В разговоре скепсис Щедрина рассеялся сам собою, он и не заметил, как отменил свой приговор. Нет, не Манилов! Он знает солдата, а значит, знает и народ.
Михаил Евграфович, сам действительный статский советник, бывший вице-губернатор и калач в общении с важными лицами тертый, впервые в жизни проникся искренним уважением к высшему государственному чиновнику.
Уже через месяц он писал А. Н. Островскому: «По цензуре стало теперь легче, да и вообще полегчало. Лорис-Меликов показал мудрость истинного змия библейского: представьте себе, ничего об нем не слыхать, и мы начинаем даже мнить себя в безопасности. Тогда как в прошлом году без ужаса нельзя было подумать о наступлении ночи».
Хоть и сказано было в четвертом пункте указа об учреждении Верховной распорядительной комиссии, что члены ее назначаются императором по личному усмотрению начальника, в выборе лиц для этой работы Лорис-Меликов был несвободен. Перед всеми русскими временщиками, внезапно царской волею выдернутыми на самую вершину власти, у Лорис-Меликова было то преимущество, что он решительно ничем не был повязан со столичной бюрократией, способной тонкими ниточками мелких интриг, собственных, отнюдь не государственных интересов, запутать любое здравое дело. Но и опереться ему было не на кого. Не из Терской же области титулярных советников призывать! И Харьков был пуст. Не нашлось там человека с достаточно широким кругозором. В Петербург он привез оттуда одного лишь чиновника по особым поручениям, верного своего спутника с ветлянской чумы Скальковского.

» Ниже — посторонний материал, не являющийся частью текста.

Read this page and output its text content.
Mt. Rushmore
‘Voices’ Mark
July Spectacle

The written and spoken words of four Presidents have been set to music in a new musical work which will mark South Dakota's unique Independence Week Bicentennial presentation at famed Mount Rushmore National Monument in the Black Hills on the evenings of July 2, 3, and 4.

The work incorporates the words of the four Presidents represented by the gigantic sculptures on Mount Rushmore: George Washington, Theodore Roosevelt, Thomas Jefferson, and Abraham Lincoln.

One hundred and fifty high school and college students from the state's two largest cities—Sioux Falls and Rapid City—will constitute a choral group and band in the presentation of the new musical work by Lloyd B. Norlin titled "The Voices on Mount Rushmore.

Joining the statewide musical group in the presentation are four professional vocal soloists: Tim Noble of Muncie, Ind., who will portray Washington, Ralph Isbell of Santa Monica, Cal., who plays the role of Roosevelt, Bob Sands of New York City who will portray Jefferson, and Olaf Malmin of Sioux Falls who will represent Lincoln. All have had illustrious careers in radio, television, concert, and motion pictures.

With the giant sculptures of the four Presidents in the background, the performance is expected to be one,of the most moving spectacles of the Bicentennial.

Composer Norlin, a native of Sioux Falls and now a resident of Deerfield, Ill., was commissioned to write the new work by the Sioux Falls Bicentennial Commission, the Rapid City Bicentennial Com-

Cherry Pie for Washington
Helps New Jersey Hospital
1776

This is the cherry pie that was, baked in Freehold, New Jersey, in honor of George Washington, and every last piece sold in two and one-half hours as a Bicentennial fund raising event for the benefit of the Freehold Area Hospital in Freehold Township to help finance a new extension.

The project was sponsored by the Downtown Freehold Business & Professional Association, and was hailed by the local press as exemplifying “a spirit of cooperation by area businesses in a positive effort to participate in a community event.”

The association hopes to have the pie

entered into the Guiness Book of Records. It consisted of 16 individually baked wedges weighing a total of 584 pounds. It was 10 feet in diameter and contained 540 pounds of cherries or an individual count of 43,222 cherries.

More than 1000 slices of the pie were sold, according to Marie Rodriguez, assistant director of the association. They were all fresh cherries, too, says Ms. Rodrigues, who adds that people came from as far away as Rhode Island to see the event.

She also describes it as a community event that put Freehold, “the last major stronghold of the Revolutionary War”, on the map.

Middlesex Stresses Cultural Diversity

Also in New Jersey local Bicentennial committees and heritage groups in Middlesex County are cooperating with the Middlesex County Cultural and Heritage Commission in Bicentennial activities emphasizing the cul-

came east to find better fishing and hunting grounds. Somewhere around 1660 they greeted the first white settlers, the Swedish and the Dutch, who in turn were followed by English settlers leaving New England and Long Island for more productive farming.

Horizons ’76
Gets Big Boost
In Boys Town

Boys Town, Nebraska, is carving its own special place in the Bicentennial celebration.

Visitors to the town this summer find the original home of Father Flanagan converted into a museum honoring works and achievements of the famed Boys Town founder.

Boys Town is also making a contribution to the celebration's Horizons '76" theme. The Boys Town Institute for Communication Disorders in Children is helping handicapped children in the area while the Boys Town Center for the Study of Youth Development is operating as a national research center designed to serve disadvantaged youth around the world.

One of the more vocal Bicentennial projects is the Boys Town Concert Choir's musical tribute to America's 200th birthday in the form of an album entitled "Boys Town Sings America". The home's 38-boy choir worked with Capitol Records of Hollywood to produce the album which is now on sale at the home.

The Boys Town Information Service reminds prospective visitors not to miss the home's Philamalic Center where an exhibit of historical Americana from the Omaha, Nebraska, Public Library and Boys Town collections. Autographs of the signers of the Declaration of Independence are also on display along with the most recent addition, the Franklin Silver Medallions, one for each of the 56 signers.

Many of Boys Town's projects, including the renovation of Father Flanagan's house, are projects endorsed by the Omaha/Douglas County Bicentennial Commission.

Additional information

По настоянию цесаревича в состав Верховной распорядительной комиссии вошли Черевин и Константин Петрович Победоносцев – один из умнейших и ученейших людей того времени. Но странный был ум этого человека. Революционный. Разрушительный. В любой предполагавшейся мере он мгновенно проницал оборотную сторону и тут же предрекал от нее неизбежную гибель несчастной России; он не признавал никакого ни общественного, ни правительственного движения.

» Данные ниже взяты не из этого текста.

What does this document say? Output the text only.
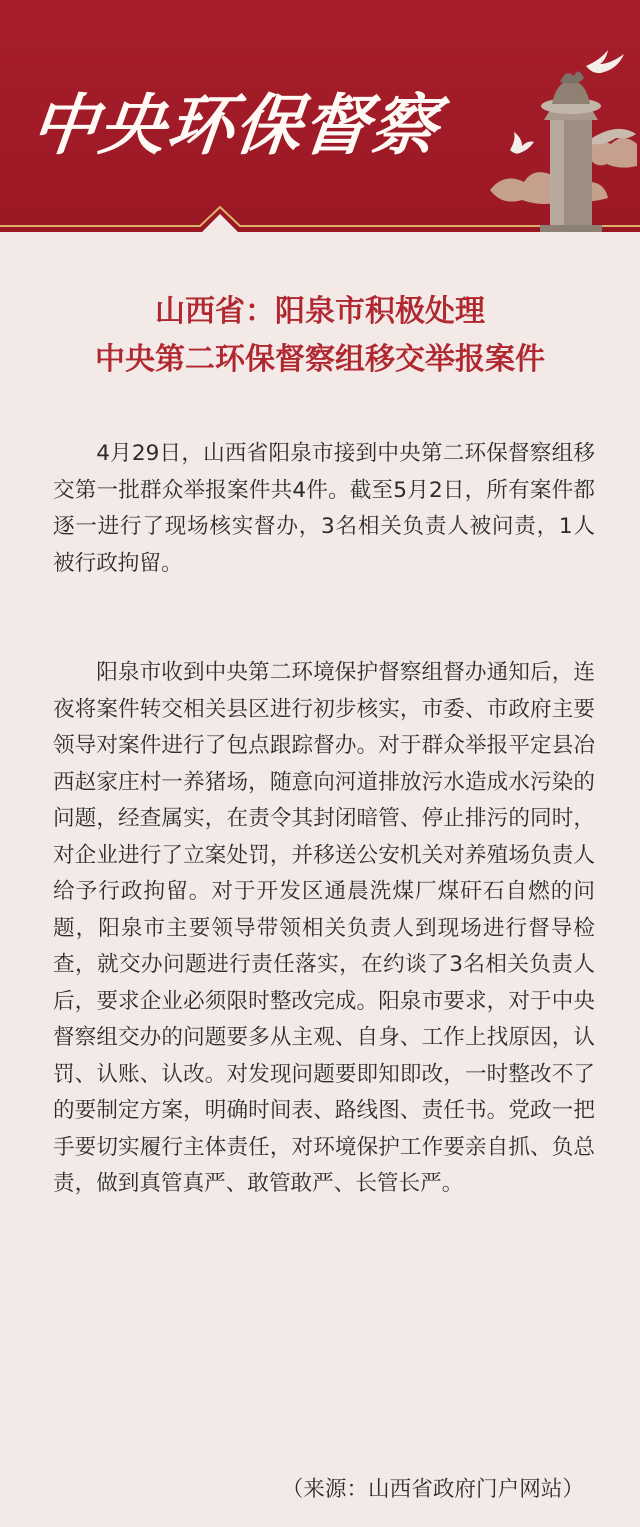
中央环保督察
山西省：阳泉市积极处理
中央第二环保督察组移交举报案件

4月29日，山西省阳泉市接到中央第二环保督察组移交第一批群众举报案件共4件。截至5月2日，所有案件都逐一进行了现场核实督办，3名相关负责人被问责，1人被行政拘留。

阳泉市收到中央第二环境保护督察组督办通知后，连夜将案件转交相关县区进行初步核实，市委、市政府主要领导对案件进行了包点跟踪督办。对于群众举报平定县冶西赵家庄村一养猪场，随意向河道排放污水造成水污染的问题，经查属实，在责令其封闭暗管、停止排污的同时，对企业进行了立案处罚，并移送公安机关对养殖场负责人给予行政拘留。对于开发区通晨洗煤厂煤矸石自燃的问题，阳泉市主要领导带领相关负责人到现场进行督导检查，就交办问题进行责任落实，在约谈了3名相关负责人后，要求企业必须限时整改完成。阳泉市要求，对于中央督察组交办的问题要多从主观、自身、工作上找原因，认罚、认账、认改。对发现问题要即知即改，一时整改不了的要制定方案，明确时间表、路线图、责任书。党政一把手要切实履行主体责任，对环境保护工作要亲自抓、负总责，做到真管真严、敢管敢严、长管长严。

（来源：山西省政府门户网站）
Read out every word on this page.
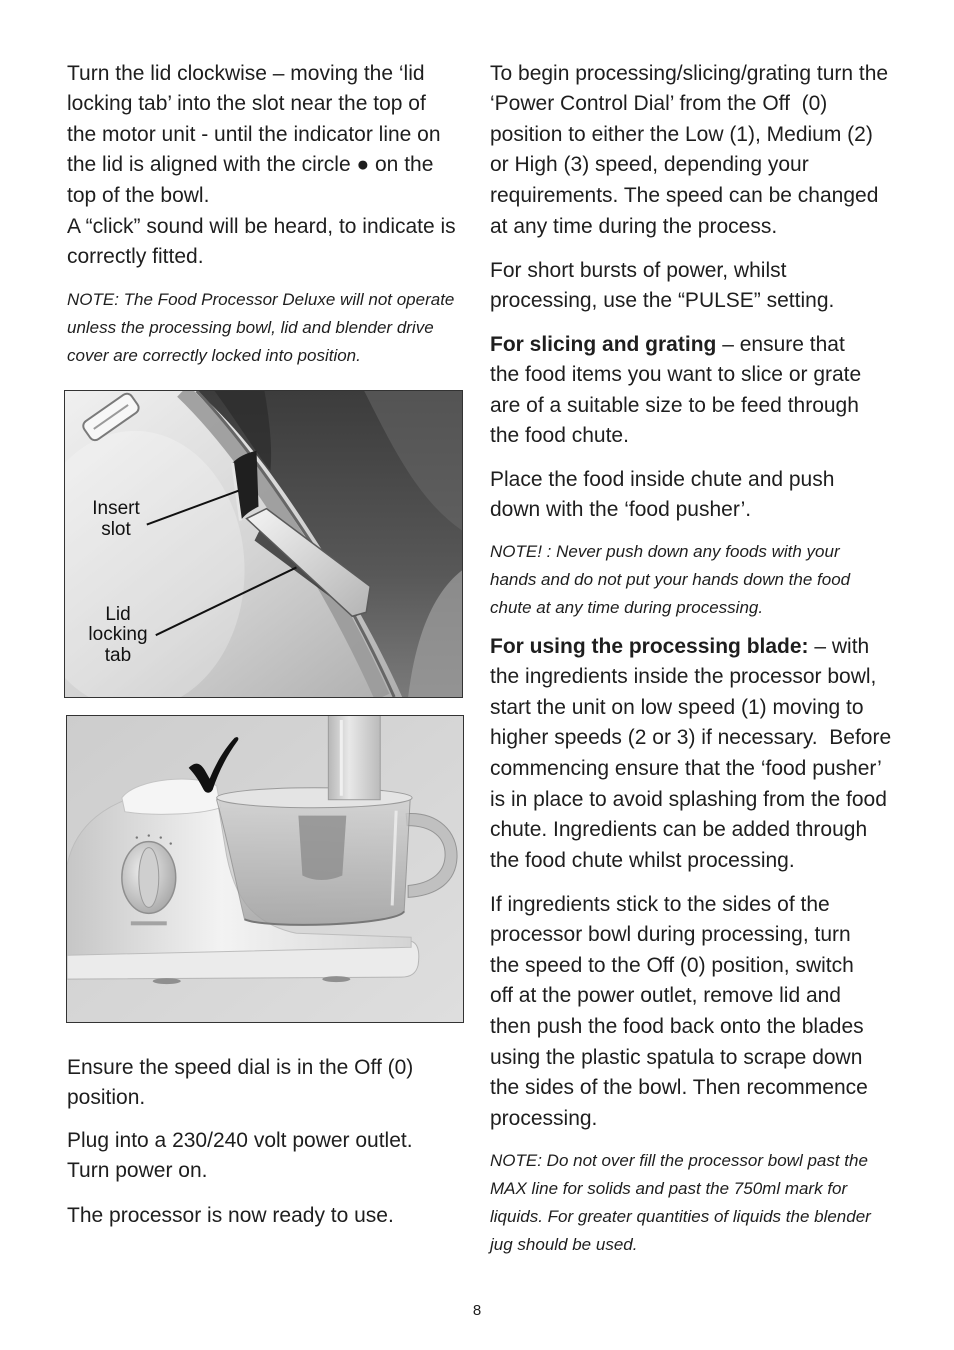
Turn the lid clockwise – moving the ‘lid
locking tab’ into the slot near the top of
the motor unit - until the indicator line on
the lid is aligned with the circle ● on the
top of the bowl.
A “click” sound will be heard, to indicate is
correctly fitted.
NOTE: The Food Processor Deluxe will not operate
unless the processing bowl, lid and blender drive
cover are correctly locked into position.
Insert
slot
Lid
locking
tab
Ensure the speed dial is in the Off (0)
position.
Plug into a 230/240 volt power outlet.
Turn power on.
The processor is now ready to use.
To begin processing/slicing/grating turn the
‘Power Control Dial’ from the Off  (0)
position to either the Low (1), Medium (2)
or High (3) speed, depending your
requirements. The speed can be changed
at any time during the process.
For short bursts of power, whilst
processing, use the “PULSE” setting.
For slicing and grating – ensure that
the food items you want to slice or grate
are of a suitable size to be feed through
the food chute.
Place the food inside chute and push
down with the ‘food pusher’.
NOTE! : Never push down any foods with your
hands and do not put your hands down the food
chute at any time during processing.
For using the processing blade: – with
the ingredients inside the processor bowl,
start the unit on low speed (1) moving to
higher speeds (2 or 3) if necessary.  Before
commencing ensure that the ‘food pusher’
is in place to avoid splashing from the food
chute. Ingredients can be added through
the food chute whilst processing.
If ingredients stick to the sides of the
processor bowl during processing, turn
the speed to the Off (0) position, switch
off at the power outlet, remove lid and
then push the food back onto the blades
using the plastic spatula to scrape down
the sides of the bowl. Then recommence
processing.
NOTE: Do not over fill the processor bowl past the
MAX line for solids and past the 750ml mark for
liquids. For greater quantities of liquids the blender
jug should be used.
8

По его, Россию надо бы крепко подморозить, чтоб ледяные ветры репрессий выдули всякую либеральную дурь из русских голов. Он был учителем наследника престола, и тот еще с малолетства привык верить каждому его слову. Собственно, и учреждение комиссии произошло не без участия Победоносцева, что и было отмечено в дневнике догадливым Милютиным еще 10 февраля:
«Гр. Лорис-Меликов понял свою новую роль не в значении председателя следственной комиссии, а в смысле диктатора, которому как бы подчиняются все власти, все министры. Оказывается, что в таком именно смысле проповедовали „Московские ведомости“ несколько дней тому назад; а известно, что „Московские ведомости“ имеют влияние в Аничковом дворце и что многие из передовых статей московской газеты доставляются Победоносцевым – нимфой Эгерией[59] Аничкова дворца. Вот и ключ загадки.
Лорис-Меликов, как человек умный и гибкий, знающий, в каком смысле с кем говорить, выражался с негодованием о разных крутых, драконовских мерах, которые уже навязывают ему с разных сторон. Думаю, что он и в самом деле не будет прибегать к подобным мерам, обличающим только тех, которые испугались и потеряли голову».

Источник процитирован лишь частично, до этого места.